When I was an undergraduate, I learned all there was about physics and mathematics. I learned how to wield the tools of calculus, how to wrestle with differential equations, how to employ the machinery of quantum theory, and how to zip through classical physics problems using Lagrangian mechanics.
In essence, I learned the tools of the game.
This was a key part of my education. It gave me the bedrock for graduate studies. I became proficient at performing calculations that every physicist should know, and I absorbed a lot of facts. I worked through proofs, and sweated the details.
What I didn’t do though was really think about the things I was calculating.
I suspect that’s normal for undergraduates. When we are trying to make sure that our calculations have no missing factors of two, we don’t take the time to stop and ponder what we’re doing.
I would say that a large part of my undergraduate education dealt with understanding the tools and algorithms needed to solve problems. I wasn’t as concerned with the assumptions that went into the theories or proofs, and we didn’t spend a whole lot of time discussing them.
Graduate school is where you start questioning things.
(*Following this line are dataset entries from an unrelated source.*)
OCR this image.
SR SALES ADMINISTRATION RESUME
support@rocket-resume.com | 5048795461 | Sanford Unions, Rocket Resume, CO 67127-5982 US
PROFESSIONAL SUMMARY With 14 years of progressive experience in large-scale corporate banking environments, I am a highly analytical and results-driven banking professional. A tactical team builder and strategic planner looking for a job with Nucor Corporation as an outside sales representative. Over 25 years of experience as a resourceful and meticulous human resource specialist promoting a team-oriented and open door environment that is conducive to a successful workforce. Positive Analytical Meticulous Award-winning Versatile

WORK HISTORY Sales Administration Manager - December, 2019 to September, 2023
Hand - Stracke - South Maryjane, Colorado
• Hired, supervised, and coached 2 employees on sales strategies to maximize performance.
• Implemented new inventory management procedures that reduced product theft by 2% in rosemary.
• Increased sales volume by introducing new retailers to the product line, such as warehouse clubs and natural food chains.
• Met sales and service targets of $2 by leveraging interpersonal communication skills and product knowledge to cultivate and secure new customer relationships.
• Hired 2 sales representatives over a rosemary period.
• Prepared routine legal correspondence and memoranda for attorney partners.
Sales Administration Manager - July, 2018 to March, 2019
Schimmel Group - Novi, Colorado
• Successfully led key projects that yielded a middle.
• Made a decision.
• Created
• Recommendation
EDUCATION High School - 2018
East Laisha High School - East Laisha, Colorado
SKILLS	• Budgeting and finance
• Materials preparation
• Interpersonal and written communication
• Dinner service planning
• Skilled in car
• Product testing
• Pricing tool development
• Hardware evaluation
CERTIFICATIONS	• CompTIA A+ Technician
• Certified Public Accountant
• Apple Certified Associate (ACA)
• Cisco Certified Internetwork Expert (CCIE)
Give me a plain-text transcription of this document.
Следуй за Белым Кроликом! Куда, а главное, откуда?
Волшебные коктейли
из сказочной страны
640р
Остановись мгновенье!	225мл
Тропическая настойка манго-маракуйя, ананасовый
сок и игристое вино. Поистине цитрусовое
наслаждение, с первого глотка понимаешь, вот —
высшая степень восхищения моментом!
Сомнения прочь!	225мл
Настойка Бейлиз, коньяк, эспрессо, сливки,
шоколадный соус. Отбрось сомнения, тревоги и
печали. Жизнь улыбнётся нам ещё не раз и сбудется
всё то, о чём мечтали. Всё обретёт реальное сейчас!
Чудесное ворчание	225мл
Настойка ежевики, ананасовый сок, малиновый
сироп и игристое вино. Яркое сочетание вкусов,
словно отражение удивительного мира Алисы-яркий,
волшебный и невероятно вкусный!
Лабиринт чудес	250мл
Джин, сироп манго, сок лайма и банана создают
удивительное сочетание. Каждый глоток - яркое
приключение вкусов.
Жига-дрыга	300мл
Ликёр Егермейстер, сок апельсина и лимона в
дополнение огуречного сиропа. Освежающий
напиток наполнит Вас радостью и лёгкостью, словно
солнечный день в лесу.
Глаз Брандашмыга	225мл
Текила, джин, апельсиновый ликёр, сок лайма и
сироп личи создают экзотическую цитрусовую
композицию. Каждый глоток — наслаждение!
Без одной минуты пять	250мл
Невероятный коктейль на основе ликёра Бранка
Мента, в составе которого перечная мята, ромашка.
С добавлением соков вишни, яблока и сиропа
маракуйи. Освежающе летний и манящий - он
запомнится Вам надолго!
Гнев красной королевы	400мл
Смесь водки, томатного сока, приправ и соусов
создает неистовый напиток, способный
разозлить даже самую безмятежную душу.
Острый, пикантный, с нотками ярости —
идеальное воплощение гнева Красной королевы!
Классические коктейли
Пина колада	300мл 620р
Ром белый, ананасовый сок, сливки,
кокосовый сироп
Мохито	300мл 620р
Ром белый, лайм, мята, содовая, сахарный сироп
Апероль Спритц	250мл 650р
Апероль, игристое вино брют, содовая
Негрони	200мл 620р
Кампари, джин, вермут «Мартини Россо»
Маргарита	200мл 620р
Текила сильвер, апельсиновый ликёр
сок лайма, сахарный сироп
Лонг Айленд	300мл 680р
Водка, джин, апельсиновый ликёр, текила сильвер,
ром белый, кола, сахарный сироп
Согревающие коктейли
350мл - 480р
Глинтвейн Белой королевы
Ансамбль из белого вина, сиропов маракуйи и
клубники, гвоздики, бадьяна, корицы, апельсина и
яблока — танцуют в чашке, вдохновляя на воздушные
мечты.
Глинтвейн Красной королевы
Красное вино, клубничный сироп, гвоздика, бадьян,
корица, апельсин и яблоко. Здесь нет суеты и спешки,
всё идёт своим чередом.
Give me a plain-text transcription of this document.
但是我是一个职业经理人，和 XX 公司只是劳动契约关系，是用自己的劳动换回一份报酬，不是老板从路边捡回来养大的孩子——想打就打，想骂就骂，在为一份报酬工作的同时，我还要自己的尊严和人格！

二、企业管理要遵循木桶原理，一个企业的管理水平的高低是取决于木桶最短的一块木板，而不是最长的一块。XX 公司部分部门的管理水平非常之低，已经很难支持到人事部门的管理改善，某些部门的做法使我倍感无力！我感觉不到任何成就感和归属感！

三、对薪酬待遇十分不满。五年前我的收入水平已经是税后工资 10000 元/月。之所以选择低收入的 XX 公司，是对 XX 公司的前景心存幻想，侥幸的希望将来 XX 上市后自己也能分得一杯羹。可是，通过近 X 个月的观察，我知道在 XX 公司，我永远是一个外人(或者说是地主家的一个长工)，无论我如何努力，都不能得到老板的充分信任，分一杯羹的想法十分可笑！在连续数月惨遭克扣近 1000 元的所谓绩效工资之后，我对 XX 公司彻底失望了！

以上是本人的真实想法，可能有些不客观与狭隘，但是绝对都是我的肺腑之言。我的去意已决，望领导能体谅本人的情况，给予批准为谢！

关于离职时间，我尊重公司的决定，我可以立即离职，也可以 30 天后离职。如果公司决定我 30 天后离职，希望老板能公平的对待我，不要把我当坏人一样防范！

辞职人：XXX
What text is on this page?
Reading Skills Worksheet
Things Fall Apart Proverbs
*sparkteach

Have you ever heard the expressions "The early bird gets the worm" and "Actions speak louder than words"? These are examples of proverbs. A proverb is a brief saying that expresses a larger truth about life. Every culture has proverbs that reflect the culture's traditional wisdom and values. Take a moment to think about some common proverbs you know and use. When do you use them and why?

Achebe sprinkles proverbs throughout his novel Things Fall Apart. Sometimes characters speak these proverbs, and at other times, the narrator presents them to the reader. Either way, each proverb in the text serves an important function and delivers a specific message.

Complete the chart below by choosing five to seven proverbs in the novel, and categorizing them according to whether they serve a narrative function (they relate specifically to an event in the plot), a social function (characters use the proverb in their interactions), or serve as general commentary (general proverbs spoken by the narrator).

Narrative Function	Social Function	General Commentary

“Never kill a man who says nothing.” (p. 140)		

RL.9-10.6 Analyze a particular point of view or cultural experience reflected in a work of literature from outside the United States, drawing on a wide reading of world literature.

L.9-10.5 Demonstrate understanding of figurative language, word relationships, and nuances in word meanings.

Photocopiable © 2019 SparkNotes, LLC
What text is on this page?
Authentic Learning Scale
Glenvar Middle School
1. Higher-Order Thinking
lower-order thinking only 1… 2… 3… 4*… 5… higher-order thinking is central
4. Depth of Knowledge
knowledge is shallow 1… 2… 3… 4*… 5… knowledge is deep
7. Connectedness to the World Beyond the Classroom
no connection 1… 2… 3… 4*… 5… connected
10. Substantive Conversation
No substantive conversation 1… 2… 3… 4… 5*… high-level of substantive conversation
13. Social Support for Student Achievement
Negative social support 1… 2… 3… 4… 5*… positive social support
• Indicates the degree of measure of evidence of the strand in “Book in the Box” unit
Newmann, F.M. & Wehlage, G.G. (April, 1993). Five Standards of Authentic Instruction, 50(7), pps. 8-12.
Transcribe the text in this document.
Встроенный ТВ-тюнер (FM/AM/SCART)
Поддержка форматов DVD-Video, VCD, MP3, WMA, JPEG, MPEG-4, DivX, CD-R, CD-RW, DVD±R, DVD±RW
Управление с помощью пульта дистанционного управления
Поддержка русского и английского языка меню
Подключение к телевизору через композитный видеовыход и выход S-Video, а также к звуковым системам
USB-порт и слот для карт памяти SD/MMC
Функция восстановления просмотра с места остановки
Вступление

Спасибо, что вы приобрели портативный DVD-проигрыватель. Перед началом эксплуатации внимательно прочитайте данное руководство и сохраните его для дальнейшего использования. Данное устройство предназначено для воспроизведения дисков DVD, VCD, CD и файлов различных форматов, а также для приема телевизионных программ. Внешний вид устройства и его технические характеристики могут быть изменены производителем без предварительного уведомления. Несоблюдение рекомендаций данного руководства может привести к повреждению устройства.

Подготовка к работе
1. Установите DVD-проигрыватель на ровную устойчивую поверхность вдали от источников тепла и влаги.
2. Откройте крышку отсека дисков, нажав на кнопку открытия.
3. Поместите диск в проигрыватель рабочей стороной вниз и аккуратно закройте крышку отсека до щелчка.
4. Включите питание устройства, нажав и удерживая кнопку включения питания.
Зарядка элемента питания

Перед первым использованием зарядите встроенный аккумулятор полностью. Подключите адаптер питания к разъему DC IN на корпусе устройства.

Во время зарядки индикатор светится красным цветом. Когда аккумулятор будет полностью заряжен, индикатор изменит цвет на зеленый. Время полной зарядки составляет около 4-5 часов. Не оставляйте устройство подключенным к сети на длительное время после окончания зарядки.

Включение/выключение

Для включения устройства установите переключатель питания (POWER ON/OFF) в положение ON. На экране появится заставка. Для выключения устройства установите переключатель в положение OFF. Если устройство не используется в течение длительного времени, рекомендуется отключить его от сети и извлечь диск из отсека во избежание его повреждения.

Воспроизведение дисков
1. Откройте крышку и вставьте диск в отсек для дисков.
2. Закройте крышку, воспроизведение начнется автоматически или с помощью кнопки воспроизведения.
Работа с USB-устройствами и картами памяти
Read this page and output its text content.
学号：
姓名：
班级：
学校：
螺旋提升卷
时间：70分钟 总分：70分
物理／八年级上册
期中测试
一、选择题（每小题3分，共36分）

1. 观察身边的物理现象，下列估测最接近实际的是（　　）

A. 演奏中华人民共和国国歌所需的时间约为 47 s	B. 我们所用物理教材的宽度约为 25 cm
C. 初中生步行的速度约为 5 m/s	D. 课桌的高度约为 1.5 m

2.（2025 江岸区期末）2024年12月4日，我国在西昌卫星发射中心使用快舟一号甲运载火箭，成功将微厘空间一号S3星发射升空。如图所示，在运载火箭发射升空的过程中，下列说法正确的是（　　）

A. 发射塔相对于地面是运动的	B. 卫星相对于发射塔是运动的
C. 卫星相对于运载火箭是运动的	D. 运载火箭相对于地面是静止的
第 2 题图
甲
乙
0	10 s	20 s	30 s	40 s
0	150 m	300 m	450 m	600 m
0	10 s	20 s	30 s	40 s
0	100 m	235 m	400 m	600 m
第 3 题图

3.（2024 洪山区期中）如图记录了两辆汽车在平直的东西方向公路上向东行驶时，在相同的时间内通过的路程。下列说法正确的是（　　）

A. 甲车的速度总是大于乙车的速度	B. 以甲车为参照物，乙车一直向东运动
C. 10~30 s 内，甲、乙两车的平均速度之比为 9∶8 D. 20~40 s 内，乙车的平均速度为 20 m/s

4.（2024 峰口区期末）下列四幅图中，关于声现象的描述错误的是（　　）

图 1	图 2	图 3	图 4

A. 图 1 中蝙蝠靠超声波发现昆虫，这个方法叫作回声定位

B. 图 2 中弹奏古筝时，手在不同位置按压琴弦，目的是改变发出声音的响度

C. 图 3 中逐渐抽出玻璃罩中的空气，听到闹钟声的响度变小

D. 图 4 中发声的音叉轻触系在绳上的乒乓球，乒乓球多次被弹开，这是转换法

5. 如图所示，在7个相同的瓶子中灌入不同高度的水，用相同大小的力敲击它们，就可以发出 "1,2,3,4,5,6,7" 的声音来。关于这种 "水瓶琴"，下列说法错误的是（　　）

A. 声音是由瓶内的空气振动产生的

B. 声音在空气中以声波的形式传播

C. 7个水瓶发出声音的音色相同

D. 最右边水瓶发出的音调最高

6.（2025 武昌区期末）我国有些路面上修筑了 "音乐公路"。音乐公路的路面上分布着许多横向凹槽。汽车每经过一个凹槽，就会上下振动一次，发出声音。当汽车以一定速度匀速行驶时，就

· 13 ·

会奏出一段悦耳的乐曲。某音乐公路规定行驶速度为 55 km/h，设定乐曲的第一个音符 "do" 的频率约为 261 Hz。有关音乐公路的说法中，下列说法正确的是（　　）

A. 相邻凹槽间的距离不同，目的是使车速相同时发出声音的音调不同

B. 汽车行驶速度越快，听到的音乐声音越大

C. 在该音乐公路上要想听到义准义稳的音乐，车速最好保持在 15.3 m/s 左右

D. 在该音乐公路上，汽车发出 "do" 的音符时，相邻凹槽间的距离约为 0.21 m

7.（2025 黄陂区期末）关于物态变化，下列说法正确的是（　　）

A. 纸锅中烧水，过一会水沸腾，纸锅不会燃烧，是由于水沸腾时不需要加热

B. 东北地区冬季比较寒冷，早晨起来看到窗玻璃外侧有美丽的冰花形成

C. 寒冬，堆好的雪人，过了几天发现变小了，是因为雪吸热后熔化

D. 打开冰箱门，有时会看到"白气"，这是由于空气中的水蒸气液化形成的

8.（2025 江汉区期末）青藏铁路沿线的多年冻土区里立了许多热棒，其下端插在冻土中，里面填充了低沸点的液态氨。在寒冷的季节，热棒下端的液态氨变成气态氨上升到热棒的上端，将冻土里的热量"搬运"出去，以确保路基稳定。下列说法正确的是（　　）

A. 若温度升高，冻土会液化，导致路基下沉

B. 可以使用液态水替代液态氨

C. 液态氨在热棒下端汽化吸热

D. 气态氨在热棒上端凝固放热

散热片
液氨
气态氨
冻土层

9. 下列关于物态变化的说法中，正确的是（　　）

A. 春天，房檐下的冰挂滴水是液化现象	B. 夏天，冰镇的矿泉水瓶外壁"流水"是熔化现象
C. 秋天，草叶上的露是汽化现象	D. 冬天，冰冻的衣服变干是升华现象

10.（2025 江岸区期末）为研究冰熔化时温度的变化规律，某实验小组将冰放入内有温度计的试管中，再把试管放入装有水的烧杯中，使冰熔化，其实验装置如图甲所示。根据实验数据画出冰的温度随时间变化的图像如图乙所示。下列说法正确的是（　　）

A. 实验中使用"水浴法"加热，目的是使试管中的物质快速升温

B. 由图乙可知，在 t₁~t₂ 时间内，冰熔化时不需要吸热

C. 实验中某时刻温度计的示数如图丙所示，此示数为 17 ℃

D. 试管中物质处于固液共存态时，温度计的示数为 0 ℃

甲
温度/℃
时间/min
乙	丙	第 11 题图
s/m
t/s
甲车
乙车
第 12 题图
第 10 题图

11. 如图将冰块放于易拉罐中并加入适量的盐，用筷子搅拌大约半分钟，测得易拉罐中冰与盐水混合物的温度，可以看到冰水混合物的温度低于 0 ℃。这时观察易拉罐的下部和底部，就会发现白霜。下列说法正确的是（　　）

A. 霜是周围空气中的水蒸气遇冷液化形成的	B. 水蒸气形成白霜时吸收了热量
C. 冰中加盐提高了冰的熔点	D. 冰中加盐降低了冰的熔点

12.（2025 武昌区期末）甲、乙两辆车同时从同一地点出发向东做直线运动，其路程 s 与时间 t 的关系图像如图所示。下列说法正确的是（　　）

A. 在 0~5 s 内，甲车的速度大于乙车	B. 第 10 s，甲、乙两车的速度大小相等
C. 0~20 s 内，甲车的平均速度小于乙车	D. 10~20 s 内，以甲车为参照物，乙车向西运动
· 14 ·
I like to think of this as taking a trip from A to B. When you’re an undergraduate, the goal of your professors is to show you the path that connects the two points as efficiently as possible. This tends to be the highway rather than the winding countryside road.
In other words: You get to the destination quickly, but you might not remember the journey.
In graduate school, the emphasis is flipped. Now, your job isn’t to necessarily calculate things perfectly and work through proofs that others have done before. Instead, your job is much more open-ended. It’s about paying closer attention.
You start investigating the assumptions that you once blew by. You take that countryside road, and you meander. Before you proceed from any area, you ask yourself if you really understand the ideas. Not just in terms of being able to perform a calculation, but why the assumptions you took on without thinking during your undergraduate studies were necessary.
You begin seeing how you were in a large but fenced-in area. While you had the room to explore, everything was orchestrated in order for you to get the answers your professors wanted. Being an undergraduate meant staying within those boundaries.
As a graduate student, you notice that the fenced in area—which we might call “scientific knowledge”—is tiny compared to the vast unknown regions that lie outside.
It’s not as simple as when you were an undergraduate. But you’re also more knowledgeable now, capable of handling the extra complexity. Above all, understanding why you need to take on certain assumptions is what hooks you. Can they be relaxed? Are there other ways to get a result? What new area is worth exploring? These are the questions that fill up your time.
Is graduate studies for everyone? Absolutely not.
Graduate school is not just a more detailed version of undergraduate studies. The focus shifts from acquiring all the tools and performing calculations correctly to understanding the “why” behind everything. If undergraduate studies were about getting from A to B as efficiently as possible, graduate studies is about taking the time to examine each step.
That’s not how you start though. In the beginning, you try to absorb everything. Then, you find you can’t, at least, not to the level you desire. So you try homing in on a few areas. You dig deeper, and sooner or later you find yourself sucked in. It’s not automatic, and it takes work to find a niche, but it comes.
Then, your job is clear: become an expert at this one thing. It’s a good idea to still keep abreast of other areas, but your focus is not to learn everything, but something deeply.
It’s a different environment, and it’s not for everyone. But it might be for you, and if so, it can be quite the adventure.
It’s still physics, though not in the way you’ve learned it before.
It’s studying one aspect of the world deeply.